Es triste ver el presente, el sufrimiento innecesario de los habitantes de Sudán del Sur. Muchos pasan hambre, no tienen hogar y la mayoría son muy pobres – excepto en espíritu. Afortunadamente, la Iglesia, Naciones Unidas y las agencias de ayuda siguen ayudando a la gente. La semana pasada se publicó un informe en el que se afirmaba que Sudán del Sur se enfrenta a la peor hambruna desde su independencia, con 4,6 millones de personas en situación de emergencia alimentaria, lo que supone aproximadamente el 40% de la población. El informe señala también que la situación sería aún peor si no fuera por la ayuda de las ONGs Y aunque la entrega de dicha ayuda es esencial, no es suficiente. Es importante no centrarse en la supervivencia, sino también en crear oportunidades para que el pueblo de Sudán del Sur saque a su propio país adelante. Y es para eso para lo que trabaja Solidaridad con Sudán del Sur: para entrenar a profesionales del campo de la salud y la educación, para aumentar la calidad de las actividades pastorales, y para ayudar a las personas a impulsar la agricultura autosostenible. Mi buen amigo y mentor, ya fallecido, el hermano Damien Harvey, escribía una vez estas líneas:

“Nos hacemos viejos no por cumplir años sino por abandonar ideales. Los años puedes arrugar la piel, pero la pérdida de entusiasmo arruga el espíritu. Nosotros los cristianos, vivimos con la virtud de la esperanza, que es la capacidad de soñar. Y cuando la perdemos, empezamos a morir por centímetros”.

Es importante continuar soñando para vivir con la esperanza de un mundo mejor. Este optimismo impregna nuestra formación en salud y enseñanza y nuestras actividades pastorales… La situación de este país está todavía lejos de nuestro ideal pero nuestra presencia trae la esperanza a la gente. Nosotros animamos a los estudiantes a tener ideales. Las oportunidades que les damos generan entusiasmo y ellos están dispuestos a aprender. Además, nuestros programas agrícolas están ayudando a la gente a aprender mejores técnicas de cultivo, mejores métodos de procesamiento y almacenamiento tanto de alimentos como de semillas para el año siguiente.
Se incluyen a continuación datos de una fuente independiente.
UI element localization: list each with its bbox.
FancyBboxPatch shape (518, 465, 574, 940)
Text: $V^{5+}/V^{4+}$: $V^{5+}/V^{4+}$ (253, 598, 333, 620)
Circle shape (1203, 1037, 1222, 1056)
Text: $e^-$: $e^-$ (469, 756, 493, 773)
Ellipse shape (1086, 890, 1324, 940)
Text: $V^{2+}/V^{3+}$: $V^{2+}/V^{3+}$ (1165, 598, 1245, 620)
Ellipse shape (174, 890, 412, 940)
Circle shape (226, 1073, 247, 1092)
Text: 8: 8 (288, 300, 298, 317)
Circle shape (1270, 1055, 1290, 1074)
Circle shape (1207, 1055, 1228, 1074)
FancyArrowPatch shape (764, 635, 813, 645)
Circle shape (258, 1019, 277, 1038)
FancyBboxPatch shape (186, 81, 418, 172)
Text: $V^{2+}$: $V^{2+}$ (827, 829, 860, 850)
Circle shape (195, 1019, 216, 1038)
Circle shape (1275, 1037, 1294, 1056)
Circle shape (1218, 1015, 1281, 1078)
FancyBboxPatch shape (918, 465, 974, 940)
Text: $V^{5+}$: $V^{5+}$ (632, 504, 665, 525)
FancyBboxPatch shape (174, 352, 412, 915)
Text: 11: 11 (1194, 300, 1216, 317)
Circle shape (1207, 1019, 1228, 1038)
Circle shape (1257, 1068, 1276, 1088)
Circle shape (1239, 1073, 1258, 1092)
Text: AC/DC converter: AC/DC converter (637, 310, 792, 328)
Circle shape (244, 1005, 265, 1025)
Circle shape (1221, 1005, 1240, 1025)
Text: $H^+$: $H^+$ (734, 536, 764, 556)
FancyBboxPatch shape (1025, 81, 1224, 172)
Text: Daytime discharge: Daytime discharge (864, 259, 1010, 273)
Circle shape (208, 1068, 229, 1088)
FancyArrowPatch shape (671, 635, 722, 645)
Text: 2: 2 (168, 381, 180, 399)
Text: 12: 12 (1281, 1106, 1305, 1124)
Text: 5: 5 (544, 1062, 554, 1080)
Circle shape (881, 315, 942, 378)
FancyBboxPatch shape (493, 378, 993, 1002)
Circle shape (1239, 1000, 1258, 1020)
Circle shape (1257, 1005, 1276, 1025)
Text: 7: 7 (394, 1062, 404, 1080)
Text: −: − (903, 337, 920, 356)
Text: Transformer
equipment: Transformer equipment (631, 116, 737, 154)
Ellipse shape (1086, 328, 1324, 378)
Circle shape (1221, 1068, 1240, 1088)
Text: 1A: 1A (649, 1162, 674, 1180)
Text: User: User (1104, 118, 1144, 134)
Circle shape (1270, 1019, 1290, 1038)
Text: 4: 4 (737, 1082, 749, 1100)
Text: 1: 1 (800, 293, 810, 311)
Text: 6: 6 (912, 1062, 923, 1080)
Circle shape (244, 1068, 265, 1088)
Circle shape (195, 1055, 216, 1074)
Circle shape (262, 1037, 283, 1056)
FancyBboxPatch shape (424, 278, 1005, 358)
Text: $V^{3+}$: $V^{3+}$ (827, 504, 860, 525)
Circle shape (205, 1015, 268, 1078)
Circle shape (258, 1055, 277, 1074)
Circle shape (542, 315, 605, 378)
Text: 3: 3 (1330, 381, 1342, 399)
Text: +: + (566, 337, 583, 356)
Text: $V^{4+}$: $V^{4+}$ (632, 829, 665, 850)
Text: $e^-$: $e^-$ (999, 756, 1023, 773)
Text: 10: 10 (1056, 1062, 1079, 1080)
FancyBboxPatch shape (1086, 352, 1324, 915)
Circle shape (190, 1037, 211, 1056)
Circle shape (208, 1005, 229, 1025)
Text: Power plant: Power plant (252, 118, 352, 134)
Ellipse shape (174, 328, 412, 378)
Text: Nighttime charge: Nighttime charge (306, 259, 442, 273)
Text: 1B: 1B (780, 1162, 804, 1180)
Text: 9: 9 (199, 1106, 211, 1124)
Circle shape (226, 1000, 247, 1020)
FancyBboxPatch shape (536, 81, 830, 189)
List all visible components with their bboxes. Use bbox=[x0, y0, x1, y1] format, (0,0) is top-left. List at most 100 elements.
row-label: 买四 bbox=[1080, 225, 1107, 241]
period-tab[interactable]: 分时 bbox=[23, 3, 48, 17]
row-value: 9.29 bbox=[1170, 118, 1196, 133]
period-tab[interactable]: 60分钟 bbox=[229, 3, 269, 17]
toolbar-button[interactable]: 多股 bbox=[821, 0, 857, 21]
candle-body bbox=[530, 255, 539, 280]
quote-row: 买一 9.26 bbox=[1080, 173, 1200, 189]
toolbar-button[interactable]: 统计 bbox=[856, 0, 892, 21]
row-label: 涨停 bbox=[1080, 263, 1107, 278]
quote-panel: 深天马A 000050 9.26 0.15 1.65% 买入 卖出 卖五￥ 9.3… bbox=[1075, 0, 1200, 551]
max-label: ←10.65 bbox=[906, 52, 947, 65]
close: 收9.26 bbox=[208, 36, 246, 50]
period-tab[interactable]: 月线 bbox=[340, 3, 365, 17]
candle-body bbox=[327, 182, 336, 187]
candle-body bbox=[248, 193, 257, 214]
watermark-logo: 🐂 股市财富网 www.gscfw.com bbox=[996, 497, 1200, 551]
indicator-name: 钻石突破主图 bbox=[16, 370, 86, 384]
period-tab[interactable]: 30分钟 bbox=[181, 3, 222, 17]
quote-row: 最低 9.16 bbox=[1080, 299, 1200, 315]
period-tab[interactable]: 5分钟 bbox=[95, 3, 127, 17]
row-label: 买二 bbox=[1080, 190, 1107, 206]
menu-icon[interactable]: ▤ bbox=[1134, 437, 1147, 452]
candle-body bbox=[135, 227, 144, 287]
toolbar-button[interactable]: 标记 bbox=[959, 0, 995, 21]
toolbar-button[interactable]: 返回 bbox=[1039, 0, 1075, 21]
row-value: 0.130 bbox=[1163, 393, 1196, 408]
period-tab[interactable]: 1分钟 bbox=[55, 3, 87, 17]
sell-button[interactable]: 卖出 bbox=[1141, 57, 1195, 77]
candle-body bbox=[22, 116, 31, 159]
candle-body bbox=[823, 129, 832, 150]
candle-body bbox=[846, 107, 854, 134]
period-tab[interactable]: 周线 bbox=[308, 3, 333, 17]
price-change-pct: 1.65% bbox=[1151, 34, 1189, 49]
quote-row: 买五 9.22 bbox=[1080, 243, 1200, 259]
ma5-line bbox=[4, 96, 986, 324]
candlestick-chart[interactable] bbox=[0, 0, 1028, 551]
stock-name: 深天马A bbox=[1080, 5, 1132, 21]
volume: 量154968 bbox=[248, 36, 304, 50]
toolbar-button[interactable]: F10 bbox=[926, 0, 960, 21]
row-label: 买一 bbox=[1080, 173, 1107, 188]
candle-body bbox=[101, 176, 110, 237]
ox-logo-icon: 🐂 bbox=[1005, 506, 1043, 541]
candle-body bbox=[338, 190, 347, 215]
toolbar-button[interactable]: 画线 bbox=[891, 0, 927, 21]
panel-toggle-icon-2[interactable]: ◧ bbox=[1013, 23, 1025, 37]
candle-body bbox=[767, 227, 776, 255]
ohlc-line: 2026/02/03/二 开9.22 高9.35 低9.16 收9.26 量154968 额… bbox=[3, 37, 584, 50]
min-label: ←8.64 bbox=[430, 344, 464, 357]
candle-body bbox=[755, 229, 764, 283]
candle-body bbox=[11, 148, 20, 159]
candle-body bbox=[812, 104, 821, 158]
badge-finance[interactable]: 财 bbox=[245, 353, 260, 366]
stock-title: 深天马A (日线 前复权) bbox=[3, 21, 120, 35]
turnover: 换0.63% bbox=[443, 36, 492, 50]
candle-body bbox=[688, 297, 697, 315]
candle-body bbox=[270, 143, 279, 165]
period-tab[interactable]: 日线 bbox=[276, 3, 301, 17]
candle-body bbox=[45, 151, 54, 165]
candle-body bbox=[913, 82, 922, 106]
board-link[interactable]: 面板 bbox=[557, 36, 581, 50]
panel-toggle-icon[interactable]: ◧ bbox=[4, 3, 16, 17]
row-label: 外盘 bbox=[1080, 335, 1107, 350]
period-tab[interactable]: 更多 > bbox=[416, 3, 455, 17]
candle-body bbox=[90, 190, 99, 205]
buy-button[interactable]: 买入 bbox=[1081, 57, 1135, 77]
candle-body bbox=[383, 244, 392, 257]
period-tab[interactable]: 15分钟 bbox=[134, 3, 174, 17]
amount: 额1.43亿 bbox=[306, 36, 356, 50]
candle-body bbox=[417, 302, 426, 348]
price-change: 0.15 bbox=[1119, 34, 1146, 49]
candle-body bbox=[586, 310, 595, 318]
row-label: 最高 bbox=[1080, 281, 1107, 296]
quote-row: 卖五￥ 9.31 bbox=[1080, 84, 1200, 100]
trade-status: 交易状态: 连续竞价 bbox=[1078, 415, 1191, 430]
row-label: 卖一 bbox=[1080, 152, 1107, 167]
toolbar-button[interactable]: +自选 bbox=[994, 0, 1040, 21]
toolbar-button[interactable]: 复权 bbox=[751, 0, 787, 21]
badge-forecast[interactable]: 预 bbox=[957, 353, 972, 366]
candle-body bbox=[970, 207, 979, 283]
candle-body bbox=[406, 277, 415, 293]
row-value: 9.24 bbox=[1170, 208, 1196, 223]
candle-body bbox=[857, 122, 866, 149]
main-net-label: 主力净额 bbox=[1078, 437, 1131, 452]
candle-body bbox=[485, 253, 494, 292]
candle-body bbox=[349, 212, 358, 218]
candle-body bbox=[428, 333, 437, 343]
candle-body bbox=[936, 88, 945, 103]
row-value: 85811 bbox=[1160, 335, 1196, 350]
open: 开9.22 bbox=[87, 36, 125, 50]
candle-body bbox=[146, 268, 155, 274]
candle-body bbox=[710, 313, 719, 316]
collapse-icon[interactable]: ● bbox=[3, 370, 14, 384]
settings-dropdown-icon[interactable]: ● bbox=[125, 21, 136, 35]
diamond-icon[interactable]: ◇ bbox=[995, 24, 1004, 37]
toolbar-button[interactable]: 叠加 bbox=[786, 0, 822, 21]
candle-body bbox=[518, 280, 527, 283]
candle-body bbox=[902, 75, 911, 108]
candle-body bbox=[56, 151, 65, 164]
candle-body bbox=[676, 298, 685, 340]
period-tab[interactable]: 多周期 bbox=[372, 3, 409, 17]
Ahora somos 28 religiosos de 19 congregaciones y 16 países diferentes además de dos abogados voluntarios trabajando en Sudán del Sur. Estamos aquí para ayudar a la próxima generación a saber que la paz y la prosperidad son posibles. Muchos de nosotros no teníamos amigos de naciones africanas antes de venir aquí, lo que también hemos aprendido a apreciar la riqueza de cada cultura y a disfrutar de la unidad en la diversidad. Nuestras comunidades mixtas de laicos y religiosos; de hermanas, hermanos y sacerdotes; de hombres y mujeres; de lo antiguo y lo no tan viejo; de Europa, África, Asia…; todos viviendo juntos funciona bien. No son perfectos, pero hay buena voluntad y la empatía necesaria en todas las relaciones humanas. Tratamos de ejercer la tolerancia y la aceptación de la diversidad, algo que las tribus de Sudán del Sur deben llegar a comprender.